Astrazeneca, Musumeci: «Ora ci spieghino cosa dire ai cittadini»

Di Redazione

In Sicilia, dove diverse procure indagano su casi sospetti di decessi in seguito alla somministrazione del vaccino AstraZeneca, la decisione dell’Aifa di sospendere il farmaco su tutto il territorio nazionale in attesa dei pronunciamenti dell’EMA ha un effetto dirompente.

Pubblicità

Come ha sottolineato lo stesso Governatore Nello Musumeci: «A questo punto, noi per primi, attendiamo risposte dalle autorità sanitarie europee e nazionali. Tutti i nostri hub vaccinali, approntati per garantire migliaia di somministrazioni giornaliere, sono pronti alla riconversione delle dosi AstraZeneca bloccate, doverosamente, con altri vaccini. I siciliani hanno diritto a veder tutelata la loro salute!».

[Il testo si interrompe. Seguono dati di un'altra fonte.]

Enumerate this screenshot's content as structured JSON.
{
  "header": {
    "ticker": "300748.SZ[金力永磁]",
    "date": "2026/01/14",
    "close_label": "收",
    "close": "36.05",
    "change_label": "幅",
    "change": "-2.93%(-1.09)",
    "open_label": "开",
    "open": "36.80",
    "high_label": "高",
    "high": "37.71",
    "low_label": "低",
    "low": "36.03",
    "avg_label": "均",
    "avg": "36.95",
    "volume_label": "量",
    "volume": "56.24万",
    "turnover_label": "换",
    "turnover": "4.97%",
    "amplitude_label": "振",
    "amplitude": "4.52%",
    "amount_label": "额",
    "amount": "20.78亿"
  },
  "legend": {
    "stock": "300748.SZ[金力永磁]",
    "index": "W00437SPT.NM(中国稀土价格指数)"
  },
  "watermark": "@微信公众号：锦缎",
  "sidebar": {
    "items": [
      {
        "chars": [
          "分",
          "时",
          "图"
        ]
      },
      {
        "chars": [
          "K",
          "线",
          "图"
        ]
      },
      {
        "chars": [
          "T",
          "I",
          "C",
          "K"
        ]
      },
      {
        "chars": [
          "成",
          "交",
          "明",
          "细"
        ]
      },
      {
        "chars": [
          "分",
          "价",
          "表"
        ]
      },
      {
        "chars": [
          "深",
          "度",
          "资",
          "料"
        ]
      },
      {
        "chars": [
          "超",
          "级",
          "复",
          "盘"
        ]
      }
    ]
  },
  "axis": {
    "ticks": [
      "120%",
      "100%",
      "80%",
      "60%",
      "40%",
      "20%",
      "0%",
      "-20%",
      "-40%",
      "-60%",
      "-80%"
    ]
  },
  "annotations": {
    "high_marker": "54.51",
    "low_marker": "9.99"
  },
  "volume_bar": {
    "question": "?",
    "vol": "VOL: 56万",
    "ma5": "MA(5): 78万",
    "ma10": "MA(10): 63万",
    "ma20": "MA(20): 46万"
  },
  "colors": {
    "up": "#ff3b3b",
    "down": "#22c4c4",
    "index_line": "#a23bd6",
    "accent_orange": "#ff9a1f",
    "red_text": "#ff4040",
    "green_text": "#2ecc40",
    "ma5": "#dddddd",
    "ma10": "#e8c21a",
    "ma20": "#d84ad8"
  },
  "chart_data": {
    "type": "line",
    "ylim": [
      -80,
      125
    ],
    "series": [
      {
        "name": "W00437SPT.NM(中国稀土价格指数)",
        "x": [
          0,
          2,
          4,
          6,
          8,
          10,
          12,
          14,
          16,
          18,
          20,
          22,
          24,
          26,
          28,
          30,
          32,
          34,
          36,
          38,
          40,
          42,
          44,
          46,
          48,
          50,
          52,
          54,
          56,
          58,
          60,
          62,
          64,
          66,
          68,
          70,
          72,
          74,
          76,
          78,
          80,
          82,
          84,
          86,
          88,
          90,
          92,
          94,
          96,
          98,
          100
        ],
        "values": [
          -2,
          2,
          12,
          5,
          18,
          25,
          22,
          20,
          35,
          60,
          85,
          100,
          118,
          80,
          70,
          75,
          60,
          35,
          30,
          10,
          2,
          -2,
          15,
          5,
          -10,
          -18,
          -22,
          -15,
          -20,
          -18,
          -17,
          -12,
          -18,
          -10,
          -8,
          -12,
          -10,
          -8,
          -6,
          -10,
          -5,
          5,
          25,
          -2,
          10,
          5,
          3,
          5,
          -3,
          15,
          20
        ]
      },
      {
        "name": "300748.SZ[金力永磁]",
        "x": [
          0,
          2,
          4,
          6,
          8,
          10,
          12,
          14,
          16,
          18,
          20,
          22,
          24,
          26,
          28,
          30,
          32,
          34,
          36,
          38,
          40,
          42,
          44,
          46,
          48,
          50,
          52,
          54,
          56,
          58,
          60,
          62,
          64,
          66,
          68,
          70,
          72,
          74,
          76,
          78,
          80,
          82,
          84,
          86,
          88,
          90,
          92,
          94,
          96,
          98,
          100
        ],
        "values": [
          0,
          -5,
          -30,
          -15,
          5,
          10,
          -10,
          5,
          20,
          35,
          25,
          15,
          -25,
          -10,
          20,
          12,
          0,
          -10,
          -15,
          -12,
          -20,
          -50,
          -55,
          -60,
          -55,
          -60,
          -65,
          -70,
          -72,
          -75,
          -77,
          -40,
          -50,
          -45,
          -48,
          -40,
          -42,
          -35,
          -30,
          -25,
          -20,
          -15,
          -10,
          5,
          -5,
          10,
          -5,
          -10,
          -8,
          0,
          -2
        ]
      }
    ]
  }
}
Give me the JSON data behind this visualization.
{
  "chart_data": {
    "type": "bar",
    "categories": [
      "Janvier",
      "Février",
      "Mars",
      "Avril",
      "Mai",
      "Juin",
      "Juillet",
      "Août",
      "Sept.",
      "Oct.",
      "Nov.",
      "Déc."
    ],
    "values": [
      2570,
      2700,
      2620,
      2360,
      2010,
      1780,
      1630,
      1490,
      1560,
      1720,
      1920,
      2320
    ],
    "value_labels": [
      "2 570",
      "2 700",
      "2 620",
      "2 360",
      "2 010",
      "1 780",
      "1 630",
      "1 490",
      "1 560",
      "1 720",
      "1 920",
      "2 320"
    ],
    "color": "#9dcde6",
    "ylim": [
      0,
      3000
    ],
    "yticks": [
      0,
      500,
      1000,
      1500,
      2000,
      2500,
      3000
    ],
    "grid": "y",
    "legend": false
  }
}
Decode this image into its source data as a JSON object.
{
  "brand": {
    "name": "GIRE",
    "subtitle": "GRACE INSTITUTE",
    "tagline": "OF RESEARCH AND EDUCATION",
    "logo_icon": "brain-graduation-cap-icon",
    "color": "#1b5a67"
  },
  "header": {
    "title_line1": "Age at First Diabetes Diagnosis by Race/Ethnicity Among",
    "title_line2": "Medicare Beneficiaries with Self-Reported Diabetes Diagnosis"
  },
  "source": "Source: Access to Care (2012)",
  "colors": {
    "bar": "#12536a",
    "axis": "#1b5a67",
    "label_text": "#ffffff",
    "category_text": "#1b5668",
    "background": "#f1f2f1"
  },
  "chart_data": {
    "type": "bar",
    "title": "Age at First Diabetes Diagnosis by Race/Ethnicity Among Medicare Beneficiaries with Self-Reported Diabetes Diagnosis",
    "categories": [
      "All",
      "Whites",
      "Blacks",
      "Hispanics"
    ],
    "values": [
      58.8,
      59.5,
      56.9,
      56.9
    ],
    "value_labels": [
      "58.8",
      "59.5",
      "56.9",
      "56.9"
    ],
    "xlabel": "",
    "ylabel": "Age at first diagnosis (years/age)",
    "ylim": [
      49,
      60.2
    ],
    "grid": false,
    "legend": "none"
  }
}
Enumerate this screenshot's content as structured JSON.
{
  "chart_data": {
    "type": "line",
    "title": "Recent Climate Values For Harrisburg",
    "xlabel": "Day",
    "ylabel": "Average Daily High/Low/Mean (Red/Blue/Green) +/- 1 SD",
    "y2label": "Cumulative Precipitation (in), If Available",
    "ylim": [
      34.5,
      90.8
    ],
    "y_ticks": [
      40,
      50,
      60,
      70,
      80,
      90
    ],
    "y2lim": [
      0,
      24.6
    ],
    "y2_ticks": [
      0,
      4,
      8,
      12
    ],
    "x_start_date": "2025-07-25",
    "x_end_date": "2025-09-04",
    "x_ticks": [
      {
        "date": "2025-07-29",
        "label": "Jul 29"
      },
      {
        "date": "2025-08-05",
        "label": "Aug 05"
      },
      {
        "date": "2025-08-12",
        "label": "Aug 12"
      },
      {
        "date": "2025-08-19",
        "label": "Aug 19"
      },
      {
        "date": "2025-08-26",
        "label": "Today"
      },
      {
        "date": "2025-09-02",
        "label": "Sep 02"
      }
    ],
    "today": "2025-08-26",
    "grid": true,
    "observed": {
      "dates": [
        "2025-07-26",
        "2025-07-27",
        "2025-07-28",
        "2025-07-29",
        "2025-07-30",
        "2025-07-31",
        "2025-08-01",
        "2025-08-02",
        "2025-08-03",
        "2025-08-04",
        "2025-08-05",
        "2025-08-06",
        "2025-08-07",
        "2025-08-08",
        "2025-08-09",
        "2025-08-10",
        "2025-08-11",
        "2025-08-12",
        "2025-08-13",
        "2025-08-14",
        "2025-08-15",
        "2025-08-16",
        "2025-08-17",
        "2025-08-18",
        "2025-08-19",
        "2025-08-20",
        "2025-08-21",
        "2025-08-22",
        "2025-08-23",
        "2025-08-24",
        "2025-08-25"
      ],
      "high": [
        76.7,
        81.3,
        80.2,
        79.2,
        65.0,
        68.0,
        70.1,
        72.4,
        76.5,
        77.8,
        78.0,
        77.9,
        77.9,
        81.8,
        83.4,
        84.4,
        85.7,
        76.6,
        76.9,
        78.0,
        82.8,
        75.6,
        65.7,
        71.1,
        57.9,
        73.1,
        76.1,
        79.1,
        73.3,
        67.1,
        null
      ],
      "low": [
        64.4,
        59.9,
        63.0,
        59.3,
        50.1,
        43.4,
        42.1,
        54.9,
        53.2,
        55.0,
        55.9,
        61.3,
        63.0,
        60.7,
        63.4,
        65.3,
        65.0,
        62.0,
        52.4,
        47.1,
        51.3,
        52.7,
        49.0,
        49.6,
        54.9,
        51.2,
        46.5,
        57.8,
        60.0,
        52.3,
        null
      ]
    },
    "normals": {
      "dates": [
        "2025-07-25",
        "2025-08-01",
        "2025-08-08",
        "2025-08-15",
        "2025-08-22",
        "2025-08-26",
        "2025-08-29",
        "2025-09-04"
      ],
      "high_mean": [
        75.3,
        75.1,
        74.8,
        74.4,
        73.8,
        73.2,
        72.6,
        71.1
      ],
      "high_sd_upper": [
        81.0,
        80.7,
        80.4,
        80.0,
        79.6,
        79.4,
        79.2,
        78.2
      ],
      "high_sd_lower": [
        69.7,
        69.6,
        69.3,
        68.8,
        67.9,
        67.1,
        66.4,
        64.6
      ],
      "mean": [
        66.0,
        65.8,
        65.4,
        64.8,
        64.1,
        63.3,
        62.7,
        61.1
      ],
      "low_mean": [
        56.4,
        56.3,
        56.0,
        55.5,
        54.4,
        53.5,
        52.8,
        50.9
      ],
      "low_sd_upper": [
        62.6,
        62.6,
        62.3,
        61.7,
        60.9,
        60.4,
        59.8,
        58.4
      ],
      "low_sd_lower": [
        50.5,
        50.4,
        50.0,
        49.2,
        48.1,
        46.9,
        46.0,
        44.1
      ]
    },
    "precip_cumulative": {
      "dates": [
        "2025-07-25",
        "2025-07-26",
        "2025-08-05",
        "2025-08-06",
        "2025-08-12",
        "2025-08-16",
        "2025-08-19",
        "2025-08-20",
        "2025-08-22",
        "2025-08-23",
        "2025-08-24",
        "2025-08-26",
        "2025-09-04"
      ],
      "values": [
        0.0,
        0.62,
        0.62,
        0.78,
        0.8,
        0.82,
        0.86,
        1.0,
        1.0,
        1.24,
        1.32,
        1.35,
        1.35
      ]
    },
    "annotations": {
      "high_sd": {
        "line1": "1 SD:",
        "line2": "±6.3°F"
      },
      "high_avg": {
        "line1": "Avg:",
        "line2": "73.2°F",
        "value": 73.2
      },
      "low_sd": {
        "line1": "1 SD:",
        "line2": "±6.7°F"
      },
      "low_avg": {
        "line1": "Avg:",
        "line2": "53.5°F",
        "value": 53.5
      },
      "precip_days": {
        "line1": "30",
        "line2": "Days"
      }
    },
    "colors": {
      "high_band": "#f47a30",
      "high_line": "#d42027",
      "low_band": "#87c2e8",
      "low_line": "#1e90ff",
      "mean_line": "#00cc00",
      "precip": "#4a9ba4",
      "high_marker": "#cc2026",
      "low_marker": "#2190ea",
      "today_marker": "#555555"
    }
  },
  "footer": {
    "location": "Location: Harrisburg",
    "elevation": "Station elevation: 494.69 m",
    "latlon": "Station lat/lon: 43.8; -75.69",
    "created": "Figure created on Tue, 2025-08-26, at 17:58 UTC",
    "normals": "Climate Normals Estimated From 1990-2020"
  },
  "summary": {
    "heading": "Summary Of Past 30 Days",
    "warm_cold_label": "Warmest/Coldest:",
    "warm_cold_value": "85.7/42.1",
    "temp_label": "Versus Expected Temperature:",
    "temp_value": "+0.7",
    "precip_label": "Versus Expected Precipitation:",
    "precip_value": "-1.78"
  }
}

«Nessuna polemica - aggiunge Musumeci -, ma al governo nazionale chiedo di aiutare chi è sul territorio a spiegare ai cittadini come comportarsi. Non si può mettere in discussione la campagna vaccinale». Proprio stamane gli ispettori del Ministero della Salute si erano recati all’ospedale di Siracusa nell’ambito degli accertamenti sulla vicenda di Stefano Paternó, 43 anni, il sottufficiale della Marina militare morto quindici ore dopo aver avuto somministrata la prima dose di vaccino Astrazeneca.

La regione è nona nel contagio giornaliero. Il peggioramento dei dati nell’ultima settimana è certificato anche dall’ufficio statistica del comune di Palermo che ha elaborato i dati diffusi ieri dal Dipartimento della Protezione civile. La settimana appena conclusa mostra un ulteriore incremento dei nuovi positivi (il 15,4% in più rispetto alla settimana precedente, quando già si era registrato un incremento) e anche un aumento dei ricoveri, degli ingressi in terapia intensiva (+13,9%) e dei deceduti.